Somewhere or other at some time, I read that Mount Carroll, Illinois, had enough things to see to recommend a short visit (how’s that for source amnesia?). Wherever I got it, I can pass along that recommendation. It’s a small place, with only about 1,800 people, but it has a sizable concentration of historic structures. We took a look at a few of them on the afternoon of June 20.
That includes a fine courthouse, the Greek Revival part of which dates back to before the Civil War. Elsewhere on the courthouse grounds are a few monuments – but not quite as many as some courthouses I’ve seen – including a tall one dedicated to Union veterans. Turns out that Lorado Taft sculpted the cavalryman at the top of the monument, which is formally called the Carroll County Civil War Soldiers And Sailors Monument.
Writing in the short-lived blog Larado Taft: The Prairie State Sculptor, Carl Volkmann says, “Lorado Taft was a member of a team of artists who was commissioned to create the Carroll County Civil War Soldiers And Sailors Monument. George H. Mitchell designed the monument, and Josiah Schamel constructed the foundation. John C. Hall designed the annex that was added later when county officials determined that there were many names missing from the original honor roll list.
“The monument consists of a fifty-foot vertical shaft with a Lorado Taft-sculpted soldier holding a flag at the top. Lewis H. Sprecher of Lanark posed for the statue and made several trips to Taft’s Chicago studio to model for it. Two additional statues are attached to the base of the monument, one an infantryman and the other a cavalryman.”
Not far from the town square is a genuine, honest-to-God Carnegie Library that is, in fact, still a library. We went in for a look around. It seemed like a nice facility for a town the size of Mount Carroll. We were the only ones in the library except the librarian – it was about 30 minutes ahead of closing time on a Friday afternoon – and I spoke briefly to her, telling her that I wanted to show my daughters what a Carnegie Library was. I also wanted to come in because they aren’t exactly common sites.
Later, I checked, and my feeling wasn’t quite right. At least according to this Wiki list, some 60-odd Carnegies are still functioning libraries in Illinois alone, out of more than 100 originally built. Seems like most of them are in small towns away from metro Chicago, so unless you frequent that kind of small town, you won’t see them much.
Just before we left town, we came across something that’s presumably not always near the courthouse in Mount Carroll: this unusual car.
Unusual for American roads, that is. I don’t think I’ve ever seen a Morris Minor in this country. It’s so unusual that besides it being a Morris, I didn’t know anything else about it.
Naturally, I had to look it up. Through the marvel of Google images, I was able to pin it down to a Morris Minor 1000 Traveller.

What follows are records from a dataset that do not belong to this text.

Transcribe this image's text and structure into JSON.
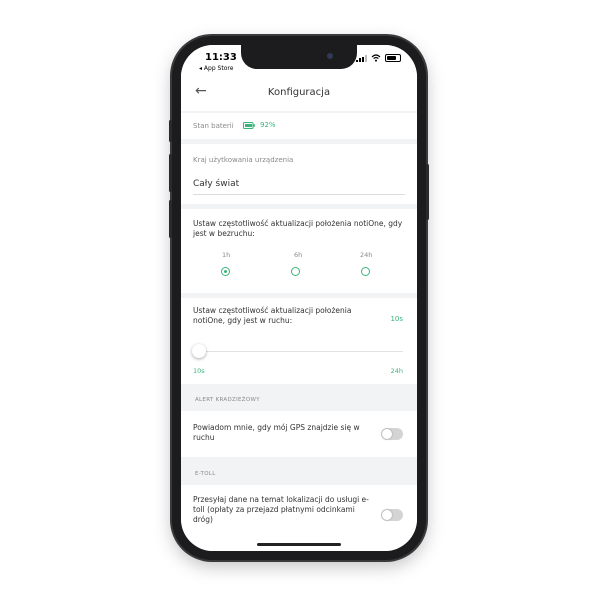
{
  "status_bar": {
    "time": "11:33",
    "back_app": "◂ App Store"
  },
  "header": {
    "title": "Konfiguracja"
  },
  "battery": {
    "label": "Stan baterii",
    "value": "92%"
  },
  "usage_country": {
    "label": "Kraj użytkowania urządzenia",
    "value": "Cały świat"
  },
  "rest_frequency": {
    "label": "Ustaw częstotliwość aktualizacji położenia notiOne, gdy jest w bezruchu:",
    "options": [
      {
        "label": "1h",
        "selected": true
      },
      {
        "label": "6h",
        "selected": false
      },
      {
        "label": "24h",
        "selected": false
      }
    ]
  },
  "motion_frequency": {
    "label": "Ustaw częstotliwość aktualizacji położenia notiOne, gdy jest w ruchu:",
    "current": "10s",
    "min_label": "10s",
    "max_label": "24h",
    "slider_fraction": 0
  },
  "theft_alert": {
    "section_label": "ALERT KRADZIEŻOWY",
    "toggle_label": "Powiadom mnie, gdy mój GPS znajdzie się w ruchu",
    "enabled": false
  },
  "etoll": {
    "section_label": "E-TOLL",
    "toggle_label": "Przesyłaj dane na temat lokalizacji do usługi e-toll (opłaty za przejazd płatnymi odcinkami dróg)",
    "enabled": false
  },
  "colors": {
    "accent": "#39b57a",
    "background": "#f2f3f5",
    "card": "#ffffff"
  }
}
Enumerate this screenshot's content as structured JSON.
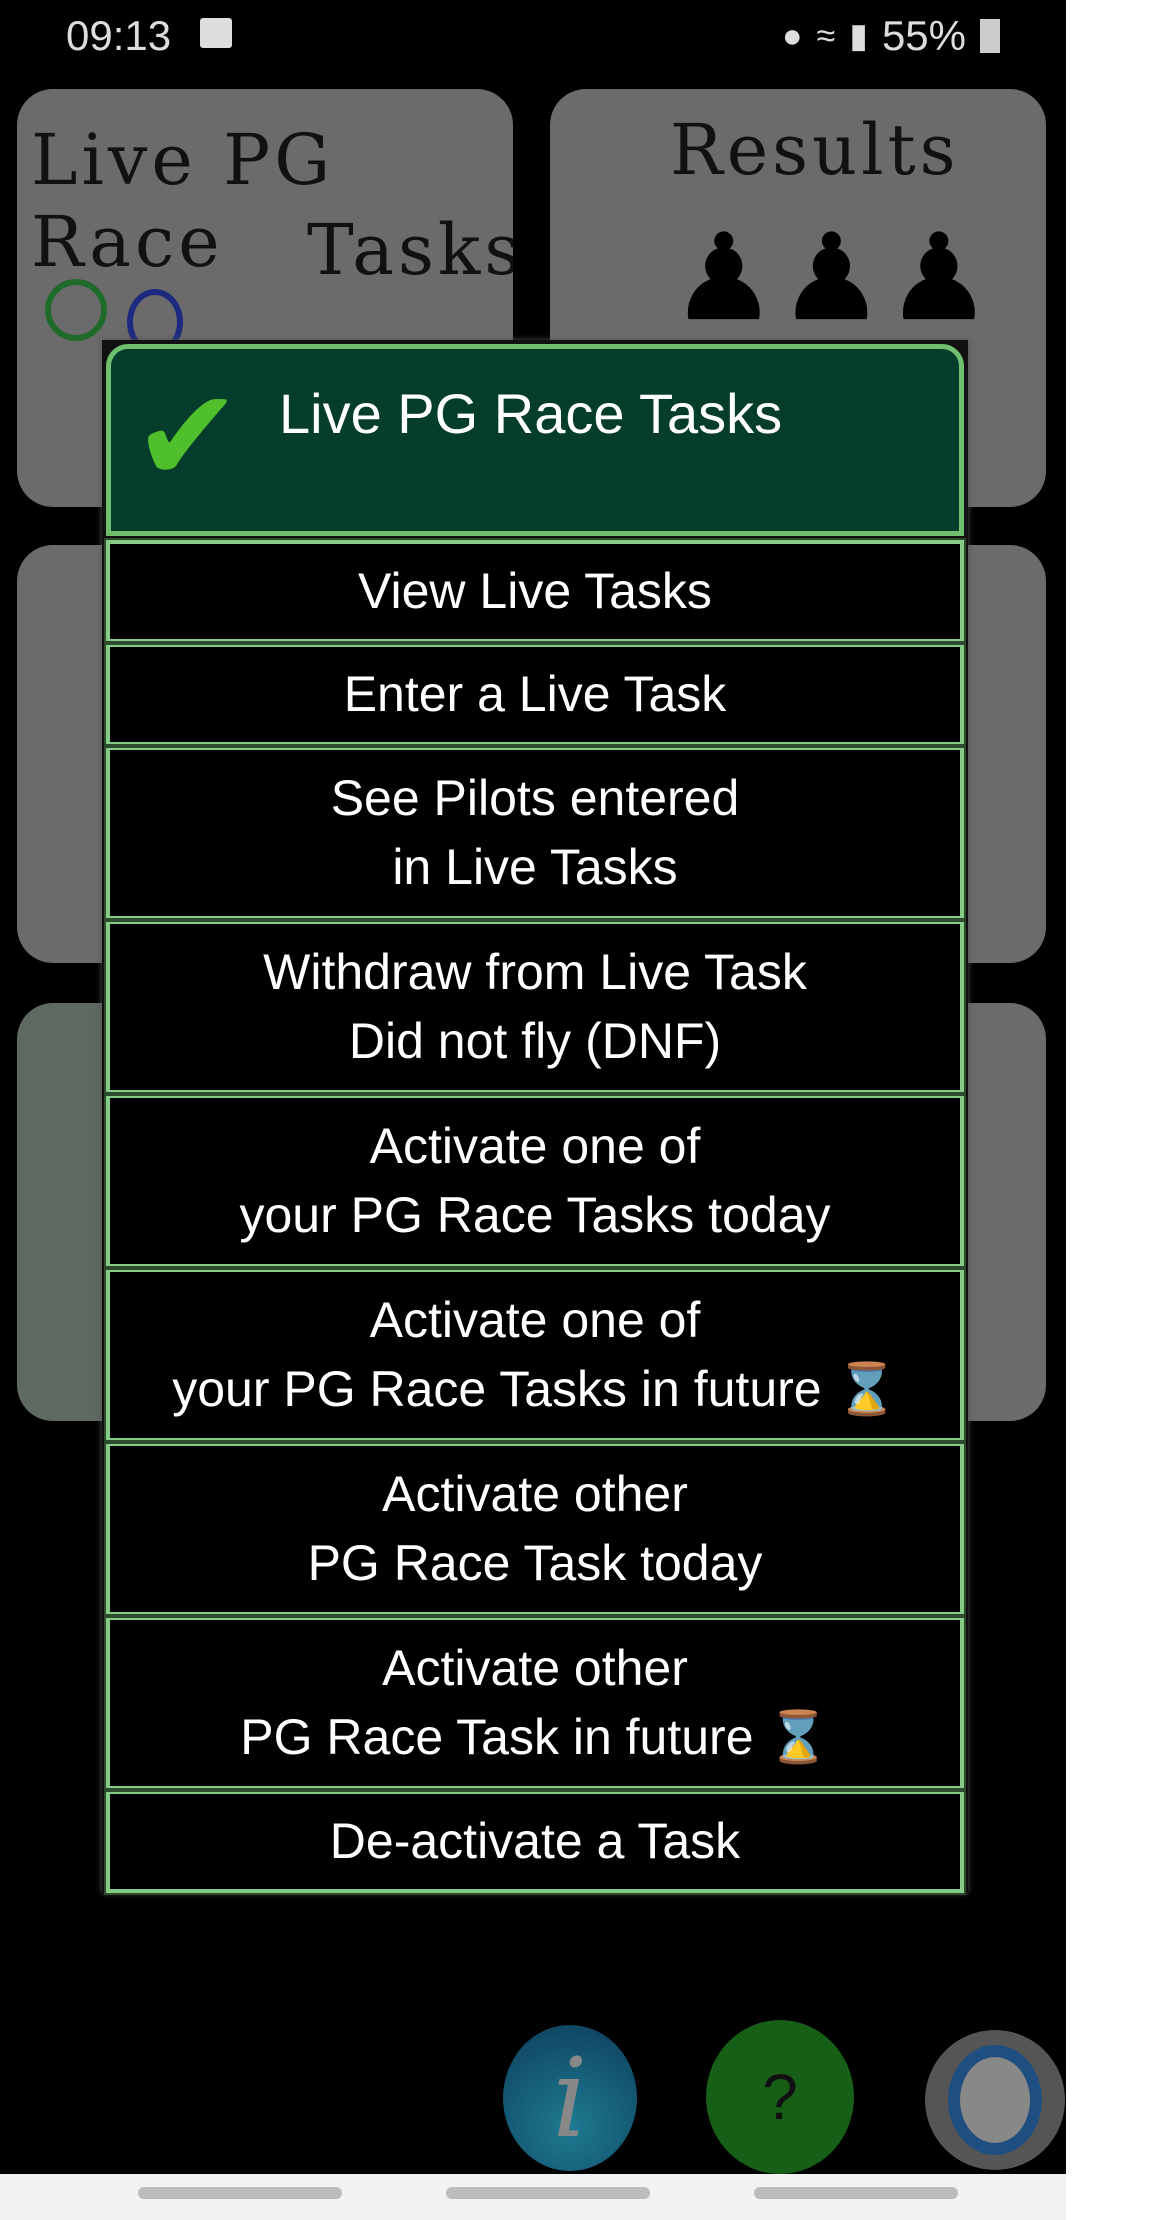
{
  "status_bar": {
    "time": "09:13",
    "battery": "55%",
    "icons": [
      "gallery-icon",
      "location-icon",
      "wifi-icon",
      "signal-icon",
      "battery-charging-icon"
    ]
  },
  "tiles": [
    {
      "title": "Live PG Race Tasks",
      "line1": "Live PG Race",
      "line2": "Tasks"
    },
    {
      "title": "Results"
    }
  ],
  "dialog": {
    "title": "Live PG Race Tasks",
    "accent": "#043d2c",
    "border_color": "#86cc86",
    "items": [
      {
        "line1": "View Live Tasks"
      },
      {
        "line1": "Enter a Live Task"
      },
      {
        "line1": "See Pilots entered",
        "line2": "in Live Tasks"
      },
      {
        "line1": "Withdraw from Live Task",
        "line2": "Did not fly (DNF)"
      },
      {
        "line1": "Activate one of",
        "line2": "your PG Race Tasks today"
      },
      {
        "line1": "Activate one of",
        "line2": "your PG Race Tasks in future",
        "icon": "hourglass-icon"
      },
      {
        "line1": "Activate other",
        "line2": "PG Race Task today"
      },
      {
        "line1": "Activate other",
        "line2": "PG Race Task in future",
        "icon": "hourglass-icon"
      },
      {
        "line1": "De-activate a Task"
      }
    ]
  },
  "bottom": {
    "info": "i",
    "help": "?"
  }
}
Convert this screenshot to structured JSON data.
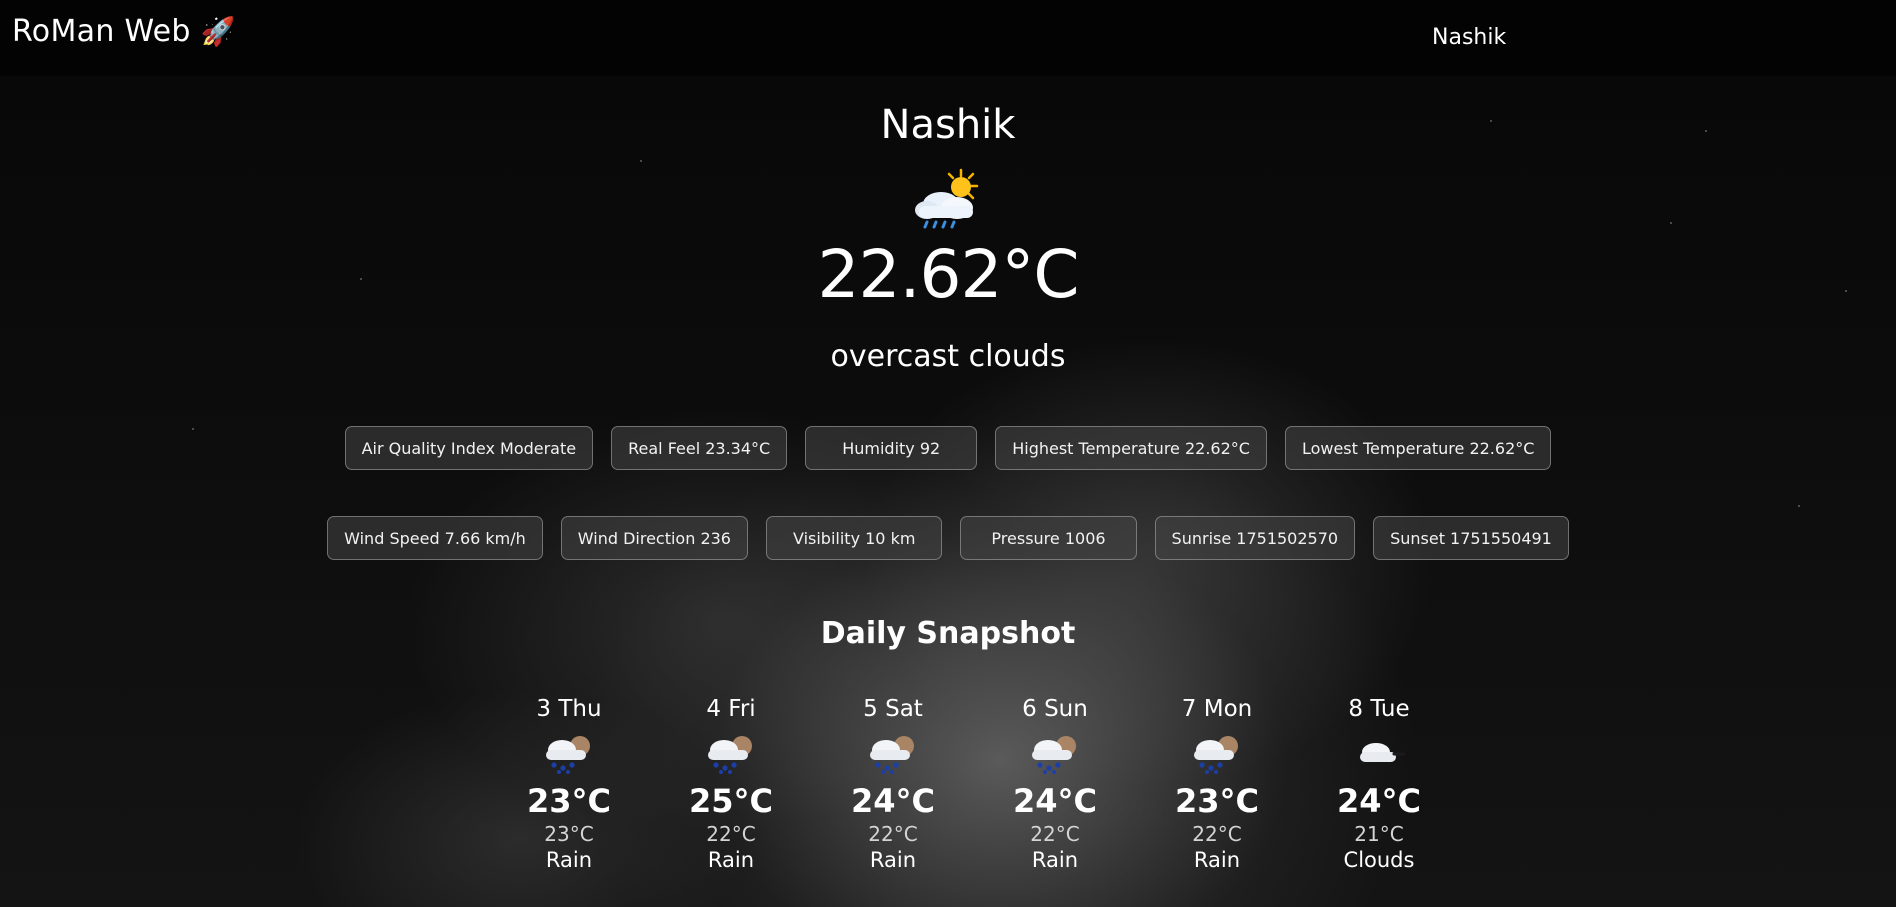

In its pages on Morris Minor history, Charles Ware’s Morris Minor Centre Ltd. in Brislington, Bristol, says “there is only one other car on British roads today which is as familiar as the Morris Minor, and that’s the Mini. That both were designed by the same man is no coincidence, and indeed Sir Alec Issigonis is one of the very few car designers whose name is recognised by the man or woman in the street and not just by enthusiasts or fellow engineers. [This might be true in the UK, but I have no way to judge that.]
“The products of Sir Alec’s genius have had a profound and highly beneficial influence on the British motor industry, so it is hardly surprising that it is his first car, the Morris Minor of 1948, which has become the subject of this proposal for a long-life car.”
More about Sir Alec here. I’m not sure I’d want to own a Morris Minor myself, but it’s a distinctive design. Good to see one loose on the roads of North America. I’m glad there are enthusiasts in this country. Any fool with money can buy a snazzy new sports car or a Lexis or the like, but it takes some imagination to invest in a Morris Minor.